Sure, assertions of presumed facts.

> > In the Excel sheet example above this would be captured by a
> > "low-level ontology". That simply says, we have these roles and
> > these association types and everything has to be this and that way.
> 
> This is where I get confused about what you are saying.  Here's why: 
> 
> * On the one hand, at the lowest level, you say there's nothing but
>   connections.
> 
> * On the other hand, you say that at the lowest level there are roles.
>   I don't understand how these can exist at that level, except as
>   things whose existence is independent of the existence of individual
>   connections.

Well, yes, at the lowest level there are only connections. But the
"topicmappish" thing with these connections is, that they are all
labelled with roles. At that level there is no concept of an 'object',
so the labels are .... labels.

So your last paragraph above might hit the point.

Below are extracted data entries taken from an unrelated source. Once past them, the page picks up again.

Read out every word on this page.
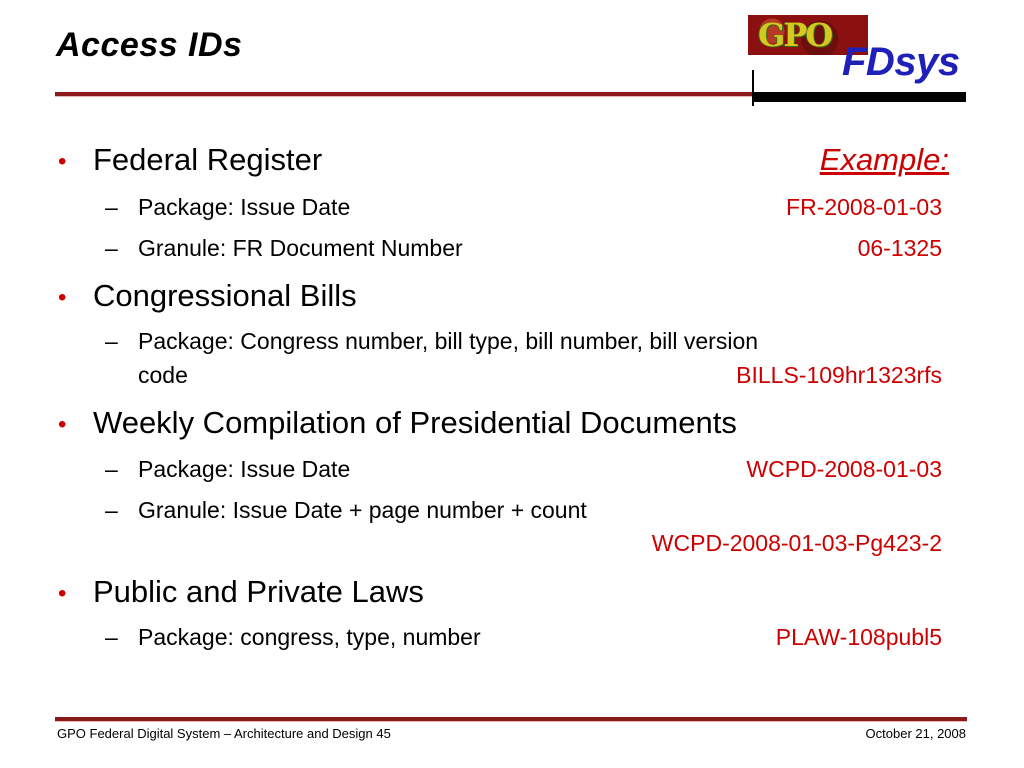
Access IDs	GPO
FDsys
• Federal Register	Example:
– Package: Issue Date	FR-2008-01-03
– Granule: FR Document Number	06-1325
• Congressional Bills
– Package: Congress number, bill type, bill number, bill version
code	BILLS-109hr1323rfs
• Weekly Compilation of Presidential Documents
– Package: Issue Date	WCPD-2008-01-03
– Granule: Issue Date + page number + count
WCPD-2008-01-03-Pg423-2
• Public and Private Laws
– Package: congress, type, number	PLAW-108publ5
GPO Federal Digital System – Architecture and Design 45	October 21, 2008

> > \tau path expressions (or something which is derived from them)
> > should be able to do that. Let us call this ontology level OA
> > (Ontology for assertions).
> 
> Here I know I'm completely lost.  I thought I had a glimmer of
> understanding as to what a \tau path expression was, but the above
> statement persuades me that I don't have a clue, really.  How can a
> \tau path expression be used to define or declare an assertion type?

A \tau expression p is an expression which I can apply to a map m and
which returns something:

   m * p = ...something...

If I use a path expression to ask for "all things which are an
instance of 'cat'", then I will be able to get a list of cats (labels,
names, length of tails, etc.).

OTOH, I can also interpret such a query as a constraint. I ask for
cats and I _expect_ to get at least one. If the map does not contain
any instance of a cat, then the map "does not conform to my
expectation". In other words, the map m violates the constraint p.

The above constraint is non-conditional in that it says "I WANT CATS".
In more realistic cases you would introduce 'conditional rules', such
as "for all cats I want to see an assertion which connects that cat
with a length of its tail". So, first it is checked where the cats are,
and then whether the constraint can be satisfied.

Obviously, it is _incredible_ powerful to reduce queries and
constraints to one common mechanism. But it also puts some pressure on
path expression to be sufficiently rich to express quite a few
constraints, while being 'containable' in terms of computational
complexity.

> *** SIDE-ISSUE DISCUSSION BELOW: ASSERTION REIFICATION ***
> 
> I have a remark about a side-issue raised by your paper,
> http://ausweb.scu.edu.au/aw03/papers/barta2/paper.html, which says:

I will factor this out to another mail.

> *** SIDE-ISSUE DISCUSSION ENDS HERE ***

> > Why make differences for things which are the same? Actually my
> > software just uses different "drivers" for different data. If you
> > say
> > 
> >    my $tm = new TM (tau => 'file:map.xtm + file:map.atm');
> > 
> > then it is the task of the selected drivers (XTM in the first place,
> > and then AsTMa in the second) to _provide a TM view_. It also would
> > work for an Excel sheet:
> > 
> >    my $tm = new TM (tau => 'file:map.xtm + file:accounts.xls');
> 
> Good.  We envision similar requirements.  I vigorously applaud the
> modularity of your vision!  I hope we can persuade more people of the
> overwhelming importance of such modularity.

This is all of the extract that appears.